Every generation finds good reasons to hate those that came after. Imagine how pissed the parents who lived through the 1940s and '50s were as they sat through the contraceptive-fuelled Summers of Love in the sex-mad ’60s.
Nothing, but nothing, though, causes a rising rankle of hatred and raging injustice like the existence of Tinder.
Anyone – and I mean anyone – who is either too old, or too married, or committed, to have lived in a time where they had access to this 'Fish in a Barrel' dating app of delights is angry at the world about it, and even angrier at all the people who tell them how great it is. How easy.
And it’s literally impossible to go through life, as a married or taken man, without someone raving to you about it, or offering you to swipe for them.
This is because Australians, randy dogs that we are, sit atop the world when it comes to Tinder use, on a per capita basis, according to the Gruen Transfer’s Russel Howcroft.
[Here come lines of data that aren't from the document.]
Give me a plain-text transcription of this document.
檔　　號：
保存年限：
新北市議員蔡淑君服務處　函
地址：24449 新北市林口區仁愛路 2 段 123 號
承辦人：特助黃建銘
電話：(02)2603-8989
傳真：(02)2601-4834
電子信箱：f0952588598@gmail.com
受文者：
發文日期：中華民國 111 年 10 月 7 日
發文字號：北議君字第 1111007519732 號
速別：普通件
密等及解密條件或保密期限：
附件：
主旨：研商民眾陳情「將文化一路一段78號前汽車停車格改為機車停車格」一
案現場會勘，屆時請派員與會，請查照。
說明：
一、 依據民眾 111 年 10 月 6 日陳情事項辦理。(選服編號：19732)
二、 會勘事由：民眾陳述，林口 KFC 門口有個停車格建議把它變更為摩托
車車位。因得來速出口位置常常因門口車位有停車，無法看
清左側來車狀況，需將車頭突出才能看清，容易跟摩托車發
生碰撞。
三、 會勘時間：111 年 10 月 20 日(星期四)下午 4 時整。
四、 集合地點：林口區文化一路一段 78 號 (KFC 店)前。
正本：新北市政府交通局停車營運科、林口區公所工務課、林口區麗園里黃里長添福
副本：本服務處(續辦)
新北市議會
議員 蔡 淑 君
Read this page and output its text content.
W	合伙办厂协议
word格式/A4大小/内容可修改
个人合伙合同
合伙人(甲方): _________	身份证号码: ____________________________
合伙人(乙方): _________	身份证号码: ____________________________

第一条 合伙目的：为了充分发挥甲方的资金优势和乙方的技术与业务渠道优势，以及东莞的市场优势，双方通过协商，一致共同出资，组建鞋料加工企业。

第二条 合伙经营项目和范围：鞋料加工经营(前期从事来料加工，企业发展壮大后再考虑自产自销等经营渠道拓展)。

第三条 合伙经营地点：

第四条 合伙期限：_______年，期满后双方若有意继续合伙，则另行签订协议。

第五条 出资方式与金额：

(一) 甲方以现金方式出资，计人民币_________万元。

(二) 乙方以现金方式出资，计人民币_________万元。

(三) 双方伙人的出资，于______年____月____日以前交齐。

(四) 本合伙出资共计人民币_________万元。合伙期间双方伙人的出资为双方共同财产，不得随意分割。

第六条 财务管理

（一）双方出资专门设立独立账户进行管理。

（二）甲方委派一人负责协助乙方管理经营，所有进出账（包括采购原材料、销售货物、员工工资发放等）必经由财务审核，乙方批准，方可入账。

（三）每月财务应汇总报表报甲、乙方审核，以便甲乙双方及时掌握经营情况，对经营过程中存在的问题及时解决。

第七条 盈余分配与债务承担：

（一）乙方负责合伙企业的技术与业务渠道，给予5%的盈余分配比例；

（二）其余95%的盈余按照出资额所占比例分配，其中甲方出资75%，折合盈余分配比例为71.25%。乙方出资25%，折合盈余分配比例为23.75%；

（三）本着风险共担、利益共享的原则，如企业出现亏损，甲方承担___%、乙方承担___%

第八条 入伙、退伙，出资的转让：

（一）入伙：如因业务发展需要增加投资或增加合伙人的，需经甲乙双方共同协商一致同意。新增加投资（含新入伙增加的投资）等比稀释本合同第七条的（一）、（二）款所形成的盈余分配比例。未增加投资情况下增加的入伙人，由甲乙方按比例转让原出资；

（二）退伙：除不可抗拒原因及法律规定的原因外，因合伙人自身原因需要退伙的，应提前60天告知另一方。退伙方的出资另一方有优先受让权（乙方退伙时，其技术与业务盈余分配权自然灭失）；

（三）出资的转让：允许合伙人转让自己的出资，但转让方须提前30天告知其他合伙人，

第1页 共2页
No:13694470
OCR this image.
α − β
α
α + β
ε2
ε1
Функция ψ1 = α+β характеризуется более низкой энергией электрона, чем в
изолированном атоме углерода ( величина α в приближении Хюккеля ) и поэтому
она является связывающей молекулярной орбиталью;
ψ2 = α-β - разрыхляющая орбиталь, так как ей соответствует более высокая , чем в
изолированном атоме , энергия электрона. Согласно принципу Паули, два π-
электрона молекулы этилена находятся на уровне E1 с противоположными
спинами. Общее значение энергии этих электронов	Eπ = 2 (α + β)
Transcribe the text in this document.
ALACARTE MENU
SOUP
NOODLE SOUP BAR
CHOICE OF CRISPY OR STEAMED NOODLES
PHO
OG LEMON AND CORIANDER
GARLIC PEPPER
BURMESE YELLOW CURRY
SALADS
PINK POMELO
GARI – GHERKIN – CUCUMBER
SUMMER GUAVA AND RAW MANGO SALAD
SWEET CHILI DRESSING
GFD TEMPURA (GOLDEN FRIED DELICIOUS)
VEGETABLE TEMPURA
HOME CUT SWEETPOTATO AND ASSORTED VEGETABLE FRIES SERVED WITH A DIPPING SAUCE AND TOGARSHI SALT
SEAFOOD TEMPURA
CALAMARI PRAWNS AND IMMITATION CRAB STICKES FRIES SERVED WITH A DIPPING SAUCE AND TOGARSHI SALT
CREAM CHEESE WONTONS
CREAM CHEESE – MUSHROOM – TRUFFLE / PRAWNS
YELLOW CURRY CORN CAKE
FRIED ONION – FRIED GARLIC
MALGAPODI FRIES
Looking very much like one of the millions of men who’ve missed out on Generation Tinder, Howcroft claims Aussies rack up a staggering 50 million swipes a day.
Take the very young, the (genuinely) committed couples and the too old to know how to use an iPhone out of our 24 million population, and that means a middling-sized number of people are doing an enormous amount of hooking up.
And it just wasn’t so damn easy in our day.
One National Tinder Day – Brought to You by Penthouse Magazine
Clearly, something needs to be done, and the answer is crystal clear, we need a National Tinder Holiday.
We here at Penthouse propose that there should be at least one, if not two, of these fabulous Tinder Days a year, on which people who are notionally legally bound not to have sex with people other than their partner can experience the wonder and joy of commitment-less shagging, effortless hooking up, and picking potential partners entirely on their looks (and whether they like animals, which seems to be a big thing for Tinder users).
One National Tinder Day – Brought to You by Penthouse Magazine – might be enough, but wouldn’t it be better, and more practical, if there was one for blokes and another for women?
It would make sense to tie them in with something like Mother’s Day and Father’s Day, so that the hard-working parents in our society could get the kind of reward and recognition they’d really like, rather than more socks, ties, flowers and chocolates.
We’d need to be a bit careful with the timing, of course, because parents are expected to wake up in their own beds on the actual day, so what about making a long weekend of it (Australia loves those) and declaring the Mondays after Father’s and Mother’s Day as Tinder Days?
We reckon Tinder would be happy to join us as co-sponsors of the idea, and even the lucky bastards who are actually single will get on board, because for two days a year the ranks of the dating site will swell with people who are absolutely mad for it, and will go off in the sack like people who’ve been chained to just one partner for too long.
Essentially, Tinder simply allows humans, and men, in particular, to live the way we were supposed to, as apes, by spreading our seed far and wide. Marriage and monogamy are unnatural and unnecessary, and Tinder has come along to free us from bondage.
Let us celebrate this, then, by declaring Tinder Holidays for all.